Live broadcast from Sarajevo
by digby
The BBC is doing an amazing job of commemorating the hundred year anniversary of WWI:
BBC News is used to reporting breaking news around the world. It’s what we do, part of the reason for our very existence. So if there were to be an assassination of a prominent European leader today, we would want to be there, reporting live. And audiences expect to consume breaking news in a live blog environment which is why we wanted to experiment with revealing history in this way.
This was the idea behind 1914 Live as the BBC’s First World War season reaches the first significant anniversary.
We would use all the techniques of breaking news in 2014 to report on events from Sarajevo 100 years ago, particularly the BBC’s Live format used to great effect during the World Cup and Queen’s Baton Relay. And we would do it by using BBC correspondents in their familiar roles…
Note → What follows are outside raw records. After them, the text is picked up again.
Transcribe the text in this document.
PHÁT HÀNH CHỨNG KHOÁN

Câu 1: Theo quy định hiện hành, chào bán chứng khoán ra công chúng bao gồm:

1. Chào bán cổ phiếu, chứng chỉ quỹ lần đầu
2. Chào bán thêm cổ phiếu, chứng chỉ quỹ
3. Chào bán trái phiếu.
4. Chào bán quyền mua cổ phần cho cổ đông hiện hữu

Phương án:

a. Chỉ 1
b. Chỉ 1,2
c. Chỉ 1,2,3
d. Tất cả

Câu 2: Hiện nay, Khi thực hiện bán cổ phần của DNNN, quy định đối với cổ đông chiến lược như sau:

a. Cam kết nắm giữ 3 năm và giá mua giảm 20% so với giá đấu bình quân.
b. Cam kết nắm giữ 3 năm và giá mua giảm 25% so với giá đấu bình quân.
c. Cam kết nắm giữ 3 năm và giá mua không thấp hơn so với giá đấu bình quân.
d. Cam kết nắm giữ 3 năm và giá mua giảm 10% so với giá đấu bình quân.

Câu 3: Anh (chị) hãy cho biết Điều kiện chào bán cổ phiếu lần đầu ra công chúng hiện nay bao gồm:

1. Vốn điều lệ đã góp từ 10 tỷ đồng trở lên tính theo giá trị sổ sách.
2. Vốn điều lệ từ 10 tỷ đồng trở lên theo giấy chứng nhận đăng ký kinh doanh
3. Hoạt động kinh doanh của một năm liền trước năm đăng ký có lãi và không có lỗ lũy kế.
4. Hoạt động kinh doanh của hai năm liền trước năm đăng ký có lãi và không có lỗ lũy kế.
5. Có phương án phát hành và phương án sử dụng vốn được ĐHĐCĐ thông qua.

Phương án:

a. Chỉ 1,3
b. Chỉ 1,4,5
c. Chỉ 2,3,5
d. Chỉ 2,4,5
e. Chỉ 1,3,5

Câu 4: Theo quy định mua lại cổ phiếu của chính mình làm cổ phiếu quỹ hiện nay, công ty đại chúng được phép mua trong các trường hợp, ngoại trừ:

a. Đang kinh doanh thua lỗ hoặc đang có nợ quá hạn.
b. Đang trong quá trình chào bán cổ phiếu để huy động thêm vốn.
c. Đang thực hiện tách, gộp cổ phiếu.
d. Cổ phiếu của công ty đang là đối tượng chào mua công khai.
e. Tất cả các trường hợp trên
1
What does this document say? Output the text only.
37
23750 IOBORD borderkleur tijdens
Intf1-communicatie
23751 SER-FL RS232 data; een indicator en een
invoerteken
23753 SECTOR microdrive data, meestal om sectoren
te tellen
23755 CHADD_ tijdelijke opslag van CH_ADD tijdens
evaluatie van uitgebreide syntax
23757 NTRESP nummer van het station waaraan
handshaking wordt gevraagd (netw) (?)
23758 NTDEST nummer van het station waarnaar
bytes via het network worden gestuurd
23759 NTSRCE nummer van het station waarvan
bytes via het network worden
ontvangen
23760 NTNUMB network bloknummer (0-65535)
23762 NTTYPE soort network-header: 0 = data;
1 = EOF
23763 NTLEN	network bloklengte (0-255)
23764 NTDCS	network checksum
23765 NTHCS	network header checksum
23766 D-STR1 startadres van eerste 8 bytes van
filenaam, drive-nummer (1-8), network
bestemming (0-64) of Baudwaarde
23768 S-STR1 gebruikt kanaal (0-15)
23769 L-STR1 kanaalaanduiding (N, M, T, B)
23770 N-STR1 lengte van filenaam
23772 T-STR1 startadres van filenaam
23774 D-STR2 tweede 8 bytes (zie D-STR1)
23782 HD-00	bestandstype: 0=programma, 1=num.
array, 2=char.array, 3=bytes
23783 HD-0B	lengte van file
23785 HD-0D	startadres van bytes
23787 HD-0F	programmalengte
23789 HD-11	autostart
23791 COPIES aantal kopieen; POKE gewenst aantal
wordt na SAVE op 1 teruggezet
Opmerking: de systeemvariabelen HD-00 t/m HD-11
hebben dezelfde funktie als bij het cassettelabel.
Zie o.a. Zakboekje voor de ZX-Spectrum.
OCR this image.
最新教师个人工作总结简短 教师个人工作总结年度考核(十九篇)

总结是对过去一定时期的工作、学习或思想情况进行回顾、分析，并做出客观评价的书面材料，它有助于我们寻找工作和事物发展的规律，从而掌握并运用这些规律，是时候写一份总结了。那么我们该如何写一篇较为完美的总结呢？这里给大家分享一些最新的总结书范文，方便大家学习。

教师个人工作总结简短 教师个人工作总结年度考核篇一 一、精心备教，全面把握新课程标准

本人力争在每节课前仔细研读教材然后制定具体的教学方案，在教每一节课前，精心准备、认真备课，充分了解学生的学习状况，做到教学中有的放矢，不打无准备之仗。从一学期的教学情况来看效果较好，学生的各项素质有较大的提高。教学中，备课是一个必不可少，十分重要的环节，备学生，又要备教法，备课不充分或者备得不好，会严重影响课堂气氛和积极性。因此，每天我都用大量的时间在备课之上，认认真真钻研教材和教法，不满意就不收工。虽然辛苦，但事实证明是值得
No one at the time thought the assassination of the heir to the Austro-Hungarian empire and his wife would lead to World War One. So our reports don’t suggest that. But what they do reflect are the tensions in Europe that summer and how Europe’s rulers were all deeply suspicious of each other.
1914 Live begins by reporting a royal visit by what was, by early 20th Century standards, a very modern couple. It follows the events of the morning as they happened and ends by reflecting the shock felt around Europe which, unbeknown by anyone, was suddenly 37 days away from war.
It’s fascinating stuff, well worth spending some time with if you’re interested in history.
Vox, meanwhile, has put together a handy little primer to soothe you afterwards by explaining that war isn’t what it used to be. On the other hand, if there’s one lesson (among many) to be taken about WWI, it’s that things can hurtle out of control very quickly with very few people seeing it coming.